A missão de vencer o Mixto por três gols de diferença, curiosamente remete à outra situação delicada na história do futebol azulino, e não menos importante, que tem servido como aditivo para o jogo decisivo de domingo. Muito se falou na lembrança precisa do dia 18 de setembro de 2005, quando o Clube do Remo viveu uma situação semelhante, até no placar a ser revertido, e ao final, o Fenônemo Azul comemorou um inédito e histórico Campeonato Brasileiro da Série C.
Naquele ano, sob o comando do técnico Roberval Davino, a agremiação azul marinho passou pela primeira fase da Série C, e na segunda etapa, foi ao encontro do então desconhecido Tocantinópolis (TO). Na primeira partida, o Leão Azul saiu derrotado por 2 a 0, resultado considerado muito difícil de reverter, haja vista a desconfiança da torcida em relação a formação pouco entrosada.
Por sorte, ou ironia do destino, o Remo viu nascer naquele ano uma onda extraordinária de torcedores, que a cada jogo invadiam todas as dependências do Mangueirão, numa média de 30 mil pessoas por jogo. Ali nascia o Fenômeno Azul, como ficou conhecida a torcida remista, que alcançou a maior média de público das três divisões nacionais, superando potências como Corinthians e Flamengo na Série A.
Pois bem, na volta com a obrigação de vencer por dois gols, os donos da casa foram para cima. O primeiro gol saiu dos pés do atacante Capitão e o segundo do meio-campista Emerson, isso no primeiro tempo. Na sequência, logo de cara, Lairson diminui para os visitantes, o que obrigava o Remo a fazer mais dois gols para passar com a diferença de três tentos. Foi quando começou o desespero coletivo no estádio.
E para agravar a situação, o Emerson ainda perdeu um pênalti. O colapso rondava o Mangueirão, até que, por sorte, o zagueiro Magrão resolveu invadir a área do adversário e chutou forte, desviando na barriga do zagueiro e entrando.

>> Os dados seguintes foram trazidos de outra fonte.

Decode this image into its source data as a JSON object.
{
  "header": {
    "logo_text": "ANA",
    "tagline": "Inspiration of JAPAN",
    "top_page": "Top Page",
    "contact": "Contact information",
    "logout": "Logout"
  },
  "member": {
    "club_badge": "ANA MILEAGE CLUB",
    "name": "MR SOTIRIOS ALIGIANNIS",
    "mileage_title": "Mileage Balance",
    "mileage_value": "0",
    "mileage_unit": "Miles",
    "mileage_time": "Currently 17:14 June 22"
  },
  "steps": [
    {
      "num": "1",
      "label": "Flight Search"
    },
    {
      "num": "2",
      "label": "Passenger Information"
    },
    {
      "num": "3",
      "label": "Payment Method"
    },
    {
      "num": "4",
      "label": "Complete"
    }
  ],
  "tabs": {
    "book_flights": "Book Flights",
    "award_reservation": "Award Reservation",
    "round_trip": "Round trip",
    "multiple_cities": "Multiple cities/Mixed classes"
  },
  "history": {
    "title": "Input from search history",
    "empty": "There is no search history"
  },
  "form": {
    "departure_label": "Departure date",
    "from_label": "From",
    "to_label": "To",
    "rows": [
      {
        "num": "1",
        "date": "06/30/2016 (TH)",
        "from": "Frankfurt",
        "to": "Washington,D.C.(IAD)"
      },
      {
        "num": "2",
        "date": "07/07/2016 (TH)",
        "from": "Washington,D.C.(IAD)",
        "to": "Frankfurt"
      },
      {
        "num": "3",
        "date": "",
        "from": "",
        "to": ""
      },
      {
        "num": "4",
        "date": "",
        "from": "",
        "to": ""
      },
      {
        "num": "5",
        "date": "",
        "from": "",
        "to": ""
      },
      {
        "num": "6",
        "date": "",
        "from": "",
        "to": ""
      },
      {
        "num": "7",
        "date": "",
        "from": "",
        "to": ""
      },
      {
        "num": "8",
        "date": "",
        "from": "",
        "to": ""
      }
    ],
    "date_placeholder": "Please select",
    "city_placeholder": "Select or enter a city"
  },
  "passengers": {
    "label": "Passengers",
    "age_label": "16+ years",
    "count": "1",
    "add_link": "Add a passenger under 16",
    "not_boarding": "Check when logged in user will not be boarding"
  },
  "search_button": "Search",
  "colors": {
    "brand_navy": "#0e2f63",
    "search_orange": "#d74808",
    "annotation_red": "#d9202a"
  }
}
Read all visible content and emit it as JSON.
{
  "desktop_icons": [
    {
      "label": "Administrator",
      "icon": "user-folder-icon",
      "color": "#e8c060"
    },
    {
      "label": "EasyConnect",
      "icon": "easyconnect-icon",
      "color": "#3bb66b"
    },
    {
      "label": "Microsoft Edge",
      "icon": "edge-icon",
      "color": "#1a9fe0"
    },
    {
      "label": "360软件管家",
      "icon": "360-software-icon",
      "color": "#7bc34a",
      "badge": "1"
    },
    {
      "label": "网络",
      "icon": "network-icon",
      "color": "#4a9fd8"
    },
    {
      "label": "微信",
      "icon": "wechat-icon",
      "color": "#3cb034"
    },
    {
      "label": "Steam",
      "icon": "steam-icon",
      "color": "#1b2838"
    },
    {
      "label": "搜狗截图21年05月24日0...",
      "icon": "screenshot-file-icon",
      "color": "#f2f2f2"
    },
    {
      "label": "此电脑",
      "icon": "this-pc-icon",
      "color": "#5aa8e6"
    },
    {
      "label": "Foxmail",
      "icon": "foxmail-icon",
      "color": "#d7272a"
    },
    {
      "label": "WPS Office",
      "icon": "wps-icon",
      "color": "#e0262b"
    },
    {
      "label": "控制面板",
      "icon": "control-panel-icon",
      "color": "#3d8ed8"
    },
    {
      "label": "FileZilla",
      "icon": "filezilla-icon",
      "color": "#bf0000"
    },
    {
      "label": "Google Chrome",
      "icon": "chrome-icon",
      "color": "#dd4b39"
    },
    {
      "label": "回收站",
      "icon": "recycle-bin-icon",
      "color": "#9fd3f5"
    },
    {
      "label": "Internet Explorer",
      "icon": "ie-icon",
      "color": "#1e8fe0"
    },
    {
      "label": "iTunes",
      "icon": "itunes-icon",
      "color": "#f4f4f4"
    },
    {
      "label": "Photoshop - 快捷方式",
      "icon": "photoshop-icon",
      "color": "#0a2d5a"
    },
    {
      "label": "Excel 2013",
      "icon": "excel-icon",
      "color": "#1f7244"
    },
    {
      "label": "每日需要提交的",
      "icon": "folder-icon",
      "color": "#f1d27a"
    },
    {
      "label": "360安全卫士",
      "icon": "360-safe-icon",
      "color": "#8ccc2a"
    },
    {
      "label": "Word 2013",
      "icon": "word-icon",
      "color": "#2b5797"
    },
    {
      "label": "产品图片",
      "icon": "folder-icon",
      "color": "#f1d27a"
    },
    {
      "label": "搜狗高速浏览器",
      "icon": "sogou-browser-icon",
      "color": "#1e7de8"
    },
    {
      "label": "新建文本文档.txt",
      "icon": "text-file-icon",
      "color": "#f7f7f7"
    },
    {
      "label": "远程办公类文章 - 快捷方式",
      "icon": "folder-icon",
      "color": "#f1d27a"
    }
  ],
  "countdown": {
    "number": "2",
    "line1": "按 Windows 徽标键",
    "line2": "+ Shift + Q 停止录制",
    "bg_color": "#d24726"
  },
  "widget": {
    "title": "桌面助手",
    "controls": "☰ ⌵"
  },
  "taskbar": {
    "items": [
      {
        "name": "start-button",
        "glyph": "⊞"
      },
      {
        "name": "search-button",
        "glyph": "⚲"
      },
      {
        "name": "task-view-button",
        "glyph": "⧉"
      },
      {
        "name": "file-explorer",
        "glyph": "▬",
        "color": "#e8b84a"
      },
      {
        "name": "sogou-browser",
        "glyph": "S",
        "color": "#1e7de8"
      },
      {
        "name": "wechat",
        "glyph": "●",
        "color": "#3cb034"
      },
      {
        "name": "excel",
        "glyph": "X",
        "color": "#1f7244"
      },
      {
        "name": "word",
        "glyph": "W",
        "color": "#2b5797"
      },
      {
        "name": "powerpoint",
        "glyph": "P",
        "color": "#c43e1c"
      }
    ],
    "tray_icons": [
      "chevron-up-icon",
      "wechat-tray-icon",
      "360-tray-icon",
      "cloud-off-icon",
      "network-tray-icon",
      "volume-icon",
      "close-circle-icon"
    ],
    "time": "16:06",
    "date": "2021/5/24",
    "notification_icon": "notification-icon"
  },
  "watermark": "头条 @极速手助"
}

Já no finalzinho, Osny, de pênalti, completa, Remo 4 a 1. Depois de lá, o resto é história e a taça de campeão veio para Belém.
Quem esteve lá, naquele jogo, vestindo a camisa, relembra com muita emoção os momentos difíceis que o clube viveu, mas totalmente superados pela força de vontade daquele time, um pouco desacreditado no começo, mas vitorioso ao final.
“As lembranças são boas, estádio lotado. 2 a 0 também era um placar muito adverso, mas a gente tinha um time iluminado. O time de 2005 tinha qualidade técnica, passou confiança pra torcida. Eu, Landu, Magrão, Emerson, Osny, pessoas de personalidades. Na hora do pênalti, já tínhamos perdido um, todo mundo se olhava, mas o Osny foi e bateu”, relembra ex-lateral Marquinho Belém, marcado na torcida azulina como “coração de Leão”.
“Não tivemos problemas financeiros, mas eu vejo muita premiação como um quesito contra. O time precisa olhar o jogo, vestir a camisa, só tivemos uma premiação ao final. Eu gosto do Fábio Oliveira, do Diego Barros, são jogadores que têm esse espírito igual ao nosso. O Remo precisa aproveitar esse tempo inicial, porque eles não querem se expor muito, tem que ter calma e aproveitar todas as chances”, prossegue o ex-jogador, que também atuou no Paysandu e hoje é comentarista esportivo. São nessas lembranças guardadas na história do clube que os novos atores se espelham. “Vou me agarrar nas coisas positivas do passado. Em 2005, o Remo passou uma situação semelhante e conseguiu reverter, então, pelo o que a gente criou lá de situações de gols é possível. E se a gente quiser subir realmente esse será o jogo mais difícil”, desabafa o zagueiro Diego Barros.
Certamente, Remo e Tocantinópolis entrou para o hall dos maiores jogos da história do clube, e relembrá-lo é acreditar novamente na esperança da vitória em cima de qualquer adversidade. “Foi um jogo muito emocionante, o Remo precisava reverter um placar como este e acabou sendo campeão da Série C. Vamos pra cima com a mesma disposição e, se Deus quiser, vamos continuar essa história”, acredita o meia Jhonnatan.